The members of Buenos Aires cooperatives questioned Acuña’s statements.
Families of cooperators called themselves this Friday at the Instituto de Enseñanza Superior del Lenguas Vivas, in the Buenos Aires neighborhood of Palermo, to repudiate the statements of the local Education Minister, Soledad Acuña, who affirmed that they carried out partisan politics and after listing the actions that They carry out for the right to public education asked that “hate speech against the community cease.”

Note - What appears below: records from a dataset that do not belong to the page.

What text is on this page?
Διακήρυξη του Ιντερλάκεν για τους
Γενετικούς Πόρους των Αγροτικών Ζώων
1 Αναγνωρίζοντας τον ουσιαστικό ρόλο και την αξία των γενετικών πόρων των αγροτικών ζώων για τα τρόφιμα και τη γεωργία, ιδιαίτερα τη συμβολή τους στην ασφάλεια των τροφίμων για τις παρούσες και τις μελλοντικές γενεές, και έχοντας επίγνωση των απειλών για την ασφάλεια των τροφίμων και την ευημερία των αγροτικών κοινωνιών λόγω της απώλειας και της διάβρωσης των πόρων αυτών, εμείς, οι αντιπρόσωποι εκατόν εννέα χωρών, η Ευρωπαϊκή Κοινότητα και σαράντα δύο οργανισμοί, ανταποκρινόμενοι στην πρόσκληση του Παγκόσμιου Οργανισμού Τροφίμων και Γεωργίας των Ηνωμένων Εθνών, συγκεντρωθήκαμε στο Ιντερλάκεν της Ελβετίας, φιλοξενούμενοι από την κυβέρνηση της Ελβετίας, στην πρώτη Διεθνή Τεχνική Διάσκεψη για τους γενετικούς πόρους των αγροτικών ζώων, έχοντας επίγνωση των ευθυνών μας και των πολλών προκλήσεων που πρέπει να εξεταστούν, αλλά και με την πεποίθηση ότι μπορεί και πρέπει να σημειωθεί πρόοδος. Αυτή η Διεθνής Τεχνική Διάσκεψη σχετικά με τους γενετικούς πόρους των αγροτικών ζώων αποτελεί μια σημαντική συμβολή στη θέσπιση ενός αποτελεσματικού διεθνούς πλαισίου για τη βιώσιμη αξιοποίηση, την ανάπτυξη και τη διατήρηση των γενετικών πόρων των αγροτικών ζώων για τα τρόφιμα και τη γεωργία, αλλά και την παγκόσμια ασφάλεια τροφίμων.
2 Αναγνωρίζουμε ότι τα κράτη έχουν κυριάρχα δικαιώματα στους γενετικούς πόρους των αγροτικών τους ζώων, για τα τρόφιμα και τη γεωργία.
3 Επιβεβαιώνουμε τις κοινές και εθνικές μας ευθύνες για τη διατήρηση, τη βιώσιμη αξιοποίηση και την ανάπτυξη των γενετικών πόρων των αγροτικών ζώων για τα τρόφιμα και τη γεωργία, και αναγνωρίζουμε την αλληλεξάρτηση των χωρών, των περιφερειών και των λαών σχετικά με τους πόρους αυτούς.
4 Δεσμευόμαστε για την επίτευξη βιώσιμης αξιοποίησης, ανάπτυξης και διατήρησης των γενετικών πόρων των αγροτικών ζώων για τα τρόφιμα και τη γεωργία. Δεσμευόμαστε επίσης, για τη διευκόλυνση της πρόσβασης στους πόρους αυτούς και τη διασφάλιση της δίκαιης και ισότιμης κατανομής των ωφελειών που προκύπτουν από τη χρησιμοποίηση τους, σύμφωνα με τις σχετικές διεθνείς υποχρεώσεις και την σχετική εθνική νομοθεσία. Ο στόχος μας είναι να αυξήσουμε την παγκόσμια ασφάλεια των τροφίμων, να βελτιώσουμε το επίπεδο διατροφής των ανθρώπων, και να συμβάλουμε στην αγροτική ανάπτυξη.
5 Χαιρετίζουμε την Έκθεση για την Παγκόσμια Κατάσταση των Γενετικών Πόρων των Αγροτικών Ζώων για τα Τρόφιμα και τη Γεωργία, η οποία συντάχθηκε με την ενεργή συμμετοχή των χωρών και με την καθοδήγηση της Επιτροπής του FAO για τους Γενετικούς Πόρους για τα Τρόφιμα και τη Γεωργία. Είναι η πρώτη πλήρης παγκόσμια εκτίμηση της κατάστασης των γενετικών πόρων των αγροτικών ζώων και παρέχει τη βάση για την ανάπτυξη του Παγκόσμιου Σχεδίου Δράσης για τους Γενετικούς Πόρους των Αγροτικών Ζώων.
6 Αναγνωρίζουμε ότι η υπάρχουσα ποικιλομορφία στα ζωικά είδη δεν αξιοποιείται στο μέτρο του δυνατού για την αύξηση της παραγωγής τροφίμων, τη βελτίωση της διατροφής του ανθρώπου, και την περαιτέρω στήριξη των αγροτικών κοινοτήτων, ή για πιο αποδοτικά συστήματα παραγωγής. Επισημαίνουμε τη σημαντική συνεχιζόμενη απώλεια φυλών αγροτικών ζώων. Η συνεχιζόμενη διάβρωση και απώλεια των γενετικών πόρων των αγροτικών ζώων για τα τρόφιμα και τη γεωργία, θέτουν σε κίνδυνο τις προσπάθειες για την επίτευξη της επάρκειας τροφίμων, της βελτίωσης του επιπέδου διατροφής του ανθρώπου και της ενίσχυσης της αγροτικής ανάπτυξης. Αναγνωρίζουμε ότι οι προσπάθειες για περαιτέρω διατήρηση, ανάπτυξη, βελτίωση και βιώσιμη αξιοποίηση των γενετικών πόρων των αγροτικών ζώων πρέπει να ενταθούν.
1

“Soledad Acuña does not know the schools that she manages and in light of her recent statements in which she accused our cooperative of behaving as the manager or owner of the school and of being made up of families of a certain ideological profile, we find ourselves in need of clarifications,” said this morning, in a press conference from the door of Living Languages, Nancy Vegas, head of the cooperative of that school.
Vegas clarified that the cooperative is made up of fathers, mothers and relatives of school students “who dedicate voluntary time and their own resources to support needs that the State does not cover.”
“We manage the resources that we generate and that we receive from subsidies, but without profit or individual benefit; everything we do is for the school and the school community and is audited by the rectory and the Ministry,” he explained.
Then he indicated that “the error that the Ministry is forced to install, of confusing community political action with party politics, is because our cooperative does not respond to any party and people of multiple identities and political affinities live in it.”
The Minister of Education expressed, in a meeting broadcast from a video, that in the cooperatives of public schools “families are very strong and have a certain ideological profile, the conductions need more accompaniment from the Ministry. We try to accompany them so that they can go setting the limits.”
Vegas maintained that the cooperative maintains “with its own resources 70% of the current expenses of the school, given an increasingly scarce state subsidy.”
As reported, in 2022, the subsidy was 572 pesos per year per student, “a correlate of the reduction in the educational budget that has led to 16% of the total budget,” he said.
He also indicated that in 2022 they accompanied “the students in their complaint about the mandatory internships for being activities devoid of educational value and in the complaint about the terrible nutritional quality of the food.”
“We denounce the repressive protocol that led to creating black lists and sending police notifications to families in a reprehensible persecutory and criminalizing act that has not been experienced since the dictatorship,” he said.
Vegas recalled that this cooperator, like others, complained about the presence of pests such as poisonous scorpions and the chronically dirty state of this school.”
Meanwhile, the head of the Esnaola music school cooperative, Ani Meizoso, agreed with Vegas that the cooperatives “manage everything”,
“We buy the instruments with the contributions of the families. Without that we could not buy anything and there would be no instruments in a school that is dedicated to music,” he clarified.
“You cannot continue attacking the organized community, the people who put their soul and heart into the right to education. Enough, Minister. Stop the hate speech, manage as you have to manage, you are the Minister of Education, We are families that are at the foot of the canyon, free of charge, for the right to education for all boys and girls”.
The representative of the Multisectorial for the Public School, Pablo Cesaroni, recalled that about 400 Buenos Aires educational buildings have infrastructure problems, rats and other things, out of 950.
“The minister would have to solve this and not attack the cooperators, because we are going to continue doing what we are doing, beyond a Law or beyond the anger of the minister,” he concluded.